For the analysis of neutralising titers against the different SARS-CoV-2 isolates shown in Figure 4, sera were pre-diluted 1:16 with DMEM. Three times 100 μl, representing three technical replicates, of this pre-dilution were transferred into a 96 well plate. A log2 dilution was conducted by passaging 50 μl of the serum dilution in 50 μl DMEM, leaving 50 μl of sera dilution in each well. Subsequently 50 μl of the respective SARS-CoV-2 (B.1, B.1.1.298, B.1.1.7 or B.1.351) virus dilution (100 TCID50/well) was added to each well and incubated for 1 hour at 37 °C. Lastly, 100 μl of trypsinated VeroE6 cells (cells of one confluent TC175 flask per 100 ml) in DMEM with 2 % penicillin/streptomycin supplementation was added to each well. After 72 hours incubation at 37 °C, the wells were evaluated by light microscopy. A serum dilution was counted as neutralising in the case no specific CPE was visible. The virus titre was confirmed by virus titration, positive and negative serum samples were included. Analysis were carried out at Friedrich-Loeffler-Institut (Greifswald, Germany).
Funding
This work was supported by the German Federal Ministry of Education and Research (BMBF; grant 01KI20703), by core funds of the German Federal Ministry of Food and Agriculture, and by CureVac, Tuebingen, Germany. Development of CV2CoV is carried out in collaboration with GSK.
Author contributions
N.R., J.S., D.H., S.R., S.O.M. and B.P. conceived and conceptualised the work and strategy. M.T and A.T. were involved in mRNA vaccine design, S.R, N. R. and B.P. designed in vitro and in vivo studies. N.R., J.S., D.H., S.R. analysed and interpreted data. S.R. and N.R. wrote the manuscript. All authors supported the review of the manuscript.
Competing interests
S.R., B.P., N.R., A.T. M.T. and S.O.M are employees of CureVac AG, Tuebingen Germany, a publically listed company developing RNA-based vaccines and immunotherapeutics.
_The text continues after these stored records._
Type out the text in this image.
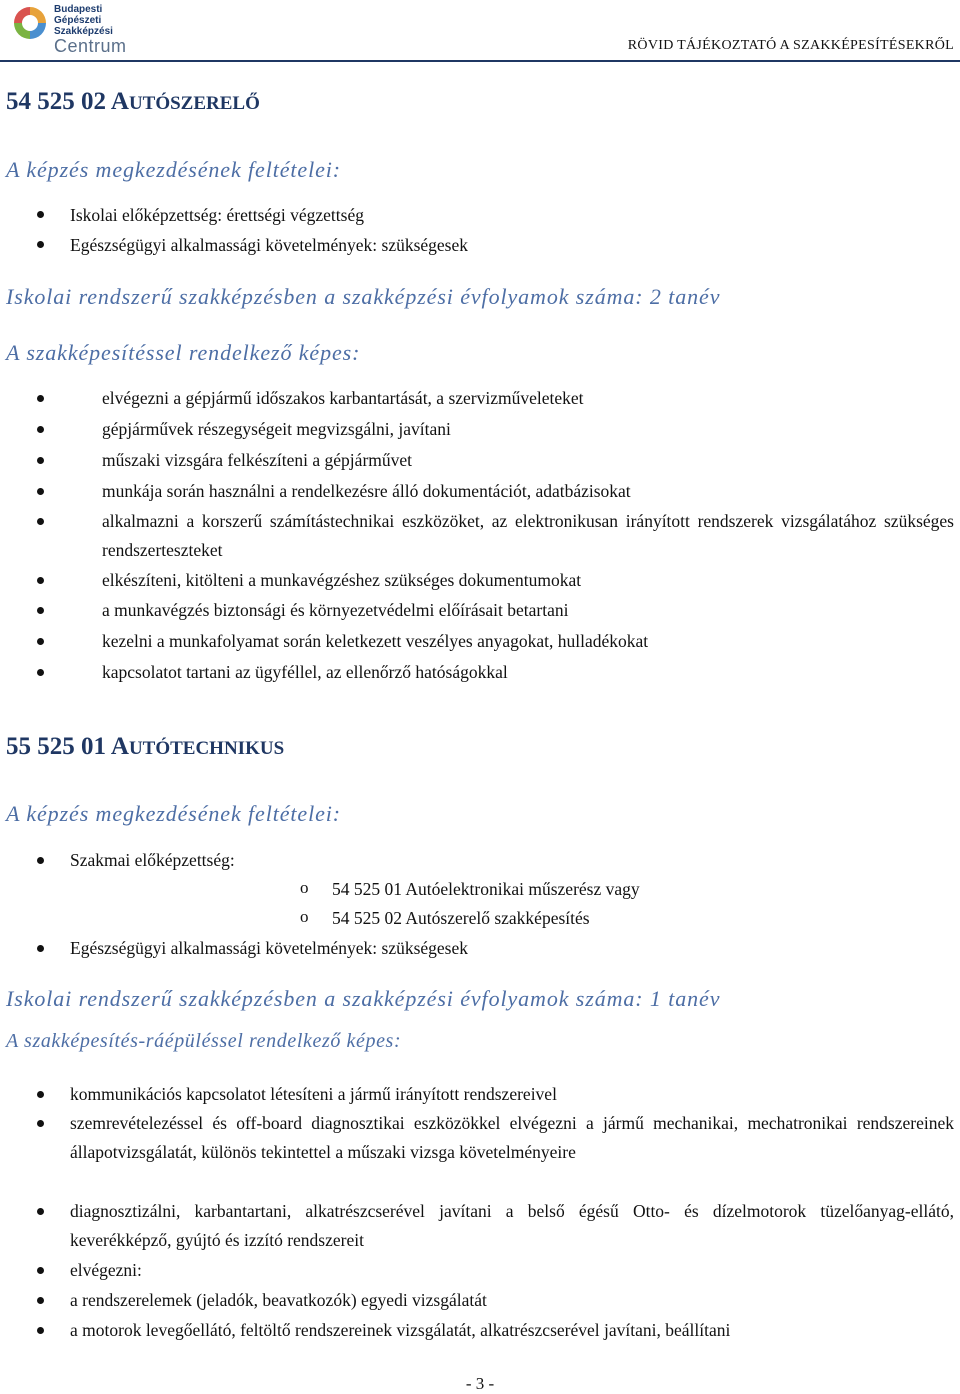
Budapesti
Gépészeti
Szakképzési
Centrum	RÖVID TÁJÉKOZTATÓ A SZAKKÉPESÍTÉSEKRŐL
54 525 02 AUTÓSZERELŐ
A képzés megkezdésének feltételei:
Iskolai előképzettség: érettségi végzettség
Egészségügyi alkalmassági követelmények: szükségesek
Iskolai rendszerű szakképzésben a szakképzési évfolyamok száma: 2 tanév
A szakképesítéssel rendelkező képes:
elvégezni a gépjármű időszakos karbantartását, a szervizműveleteket
gépjárművek részegységeit megvizsgálni, javítani
műszaki vizsgára felkészíteni a gépjárművet
munkája során használni a rendelkezésre álló dokumentációt, adatbázisokat
alkalmazni a korszerű számítástechnikai eszközöket, az elektronikusan irányított rendszerek vizsgálatához szükséges rendszerteszteket
elkészíteni, kitölteni a munkavégzéshez szükséges dokumentumokat
a munkavégzés biztonsági és környezetvédelmi előírásait betartani
kezelni a munkafolyamat során keletkezett veszélyes anyagokat, hulladékokat
kapcsolatot tartani az ügyféllel, az ellenőrző hatóságokkal
55 525 01 AUTÓTECHNIKUS
A képzés megkezdésének feltételei:
Szakmai előképzettség:
o 54 525 01 Autóelektronikai műszerész vagy
o 54 525 02 Autószerelő szakképesítés
Egészségügyi alkalmassági követelmények: szükségesek
Iskolai rendszerű szakképzésben a szakképzési évfolyamok száma: 1 tanév
A szakképesítés-ráépüléssel rendelkező képes:
kommunikációs kapcsolatot létesíteni a jármű irányított rendszereivel
szemrevételezéssel és off-board diagnosztikai eszközökkel elvégezni a jármű mechanikai, mechatronikai rendszereinek állapotvizsgálatát, különös tekintettel a műszaki vizsga követelményeire
diagnosztizálni, karbantartani, alkatrészcserével javítani a belső égésű Otto- és dízelmotorok tüzelőanyag-ellátó, keverékképző, gyújtó és izzító rendszereit
elvégezni:
a rendszerelemek (jeladók, beavatkozók) egyedi vizsgálatát
a motorok levegőellátó, feltöltő rendszereinek vizsgálatát, alkatrészcserével javítani, beállítani
- 3 -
All authors may hold shares or stock options in the company. S.R., B.P., N.R., A.T. and M.T. are inventors on several patents on mRNA technology and use thereof.
Acknowledgments
We are very thankful to Thorsten Wolff and to Roman Wölfel for providing SARS-CoV-2 isolates. Thanks to Jennifer Oduro and Jonas Fuener (preclinics mbH) for conducting the study, their outstanding work, commitment and expertise. Special thanks to Prof. Emanuele Montomoli, Giulia Lapini and the Vismederi team for performing excellent work on virus neutralizing antibody assays. Thanks to Acuitas Therapeutics for LNP formulations.Very special thanks to Julia Jürgens and Julia Schröder for their outstanding work performing experiments and binding antibody analyses, Annette Moebes, Nina Schneck, and Nadine Platner for their relentless support in the lab. Special thanks to Anca Dorhoi and Martin Beer for critically reviewing the manuscript.